Note: These results validate connectivity and do not necessarily indicate optimal performance. The avg bus bandwidth does not matter much - pay attention to the out-of-place busbw. DGX A100 has 8x ConnectX-6 Mellanox InfiniBand cards to maintain consistency with internal NVSwitch/NVLink bandwidth. Maximal transfer rates can be close to 200 GB/s. The example above has an out-of-place busbw of 191.05 GB/s, which is in line with what we would expect for DGX A100 nodes networked with InfiniBand. For more background, see the following blog post.

Using Slurm

The Slurm cluster is now configured to run high-performance multi-node Deep Learning training jobs.

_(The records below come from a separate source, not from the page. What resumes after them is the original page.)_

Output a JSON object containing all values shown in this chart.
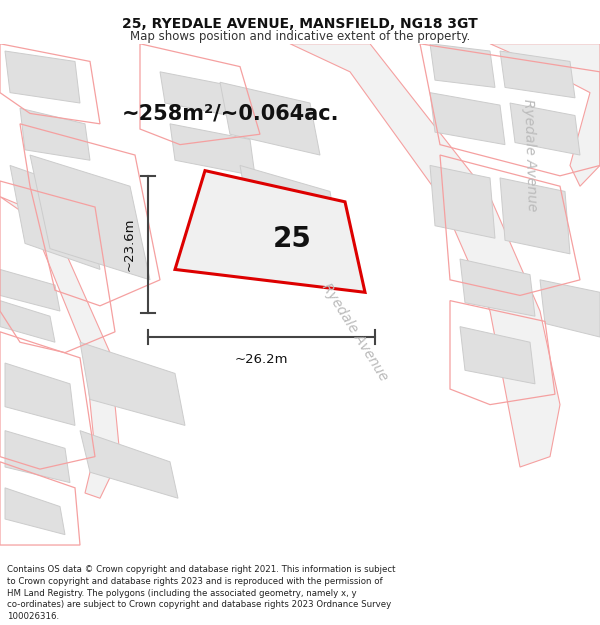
{
  "title": "25, RYEDALE AVENUE, MANSFIELD, NG18 3GT",
  "subtitle": "Map shows position and indicative extent of the property.",
  "footer": "Contains OS data © Crown copyright and database right 2021. This information is subject to Crown copyright and database rights 2023 and is reproduced with the permission of HM Land Registry. The polygons (including the associated geometry, namely x, y co-ordinates) are subject to Crown copyright and database rights 2023 Ordnance Survey 100026316.",
  "area_text": "~258m²/~0.064ac.",
  "width_text": "~26.2m",
  "height_text": "~23.6m",
  "number_text": "25",
  "bg_color": "#ffffff",
  "map_bg": "#f7f7f7",
  "red_color": "#dd0000",
  "pink_outline": "#f5a0a0",
  "bldg_fill": "#e0e0e0",
  "bldg_edge": "#cccccc",
  "road_fill": "#f0f0f0",
  "dim_color": "#444444",
  "road_label_color": "#bbbbbb",
  "title_fontsize": 10,
  "subtitle_fontsize": 8.5,
  "footer_fontsize": 6.2,
  "area_fontsize": 15,
  "number_fontsize": 20,
  "dim_fontsize": 9.5,
  "road_fontsize": 10
}
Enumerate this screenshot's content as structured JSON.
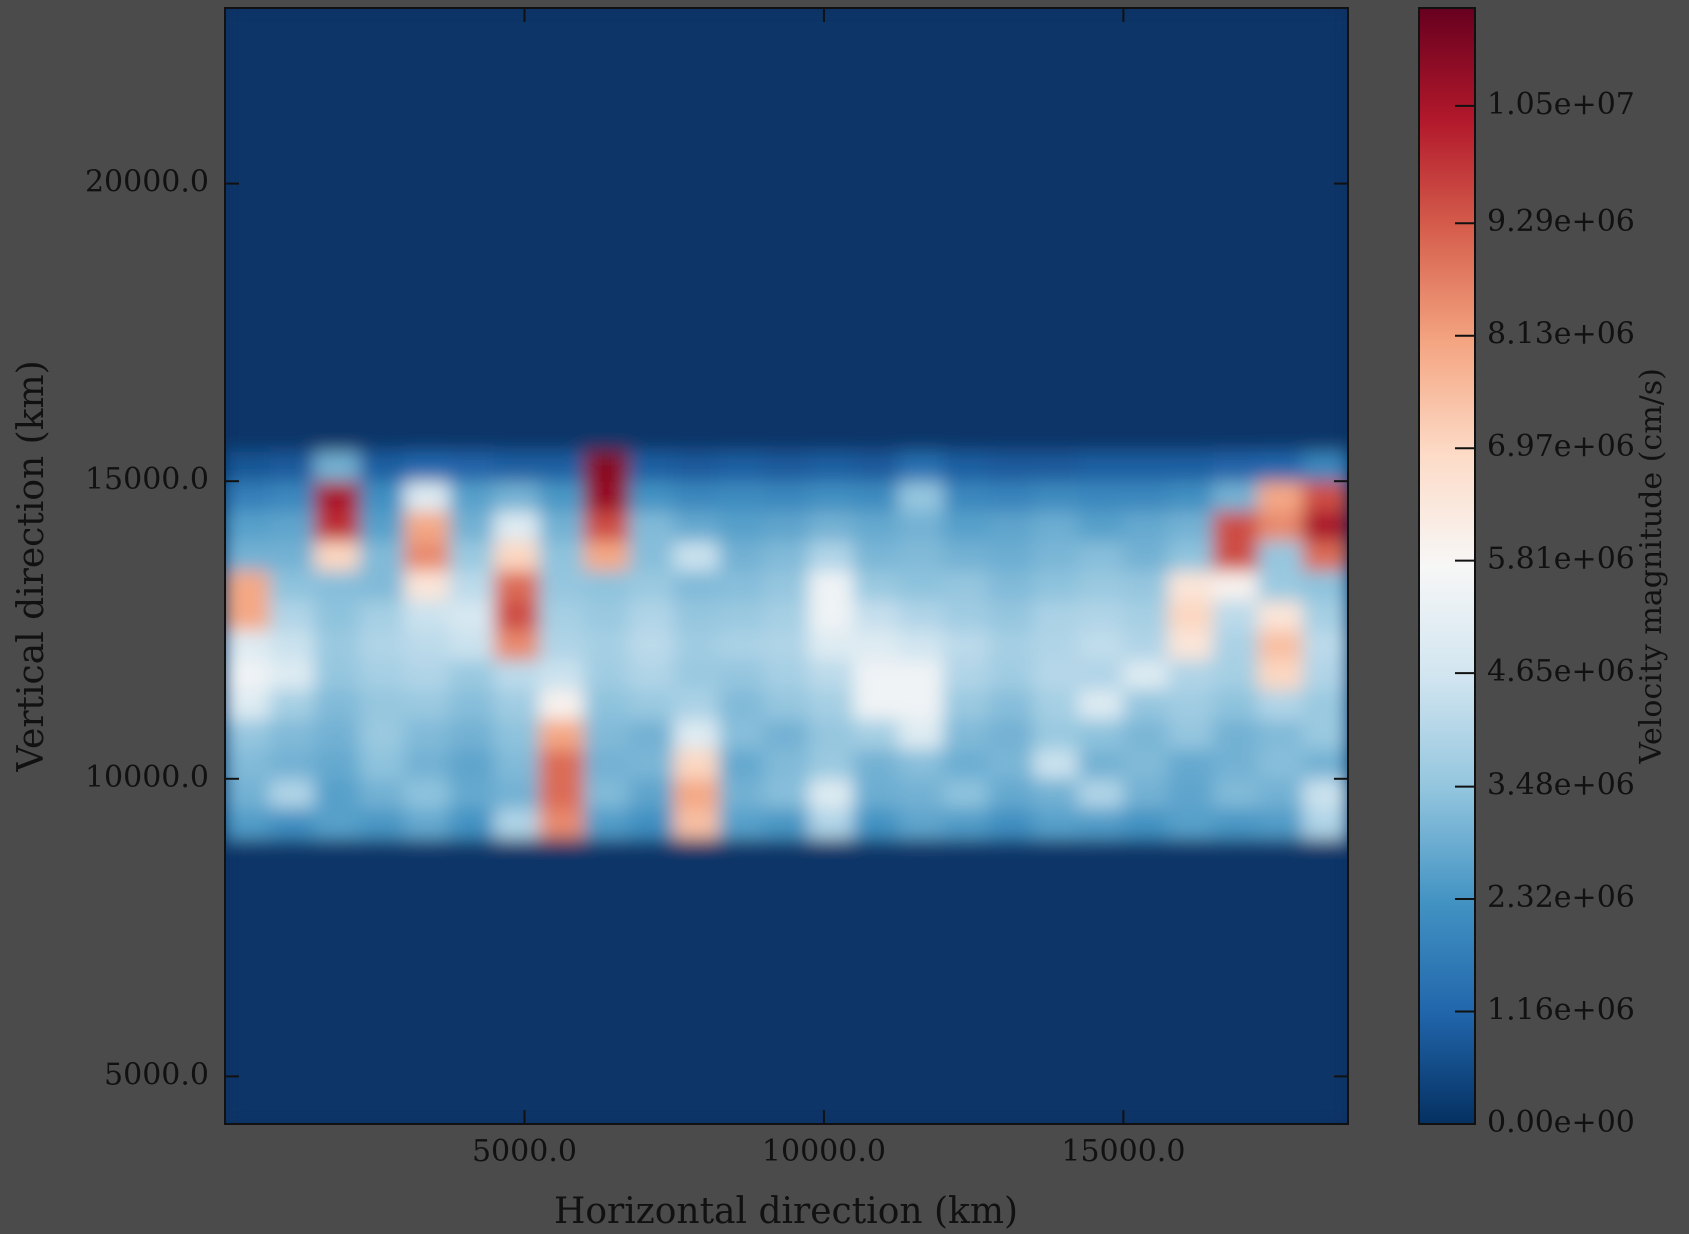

For cluster usage review the official Slurm documentation.

For examples of how to run BERT multi-node training jobs using this configuration, consult the Multi-Node BERT User Guide.

Troubleshooting

Setup.sh fails due to unsupported ansible version

DeepOps requires Ansible v2.7.8 or greater. If the setup.sh script fails to achieve this, the latest version of ansible can be installed via pip...

# on the provisioning node
sudo pip install ansible=="2.7.11"

Connection to hosts via ansible refused/blocked

By default, fail2ban is running on NVIDIA DGX-1 and DGX-2 servers. Stopping fail2ban during deployment can facilitate setup...

# on each dgx node
sudo systemctl stop fail2ban

Performance validation test hangs / timeouts

The last step of the deployment runs a validation test across all nodes and GPUs in the cluster. If this test appears to hang for longer than a few minutes or timeouts completely, it is helpful to diagnose issues that might be occurring directly from the slurm login node...

# on the slurm login node

# show running processes
sinfo

# show potential issues
sinfo -R

If errors are noticed when running sinfo -R, it's also helpful to search the logs for errors on the offending worker node(s)...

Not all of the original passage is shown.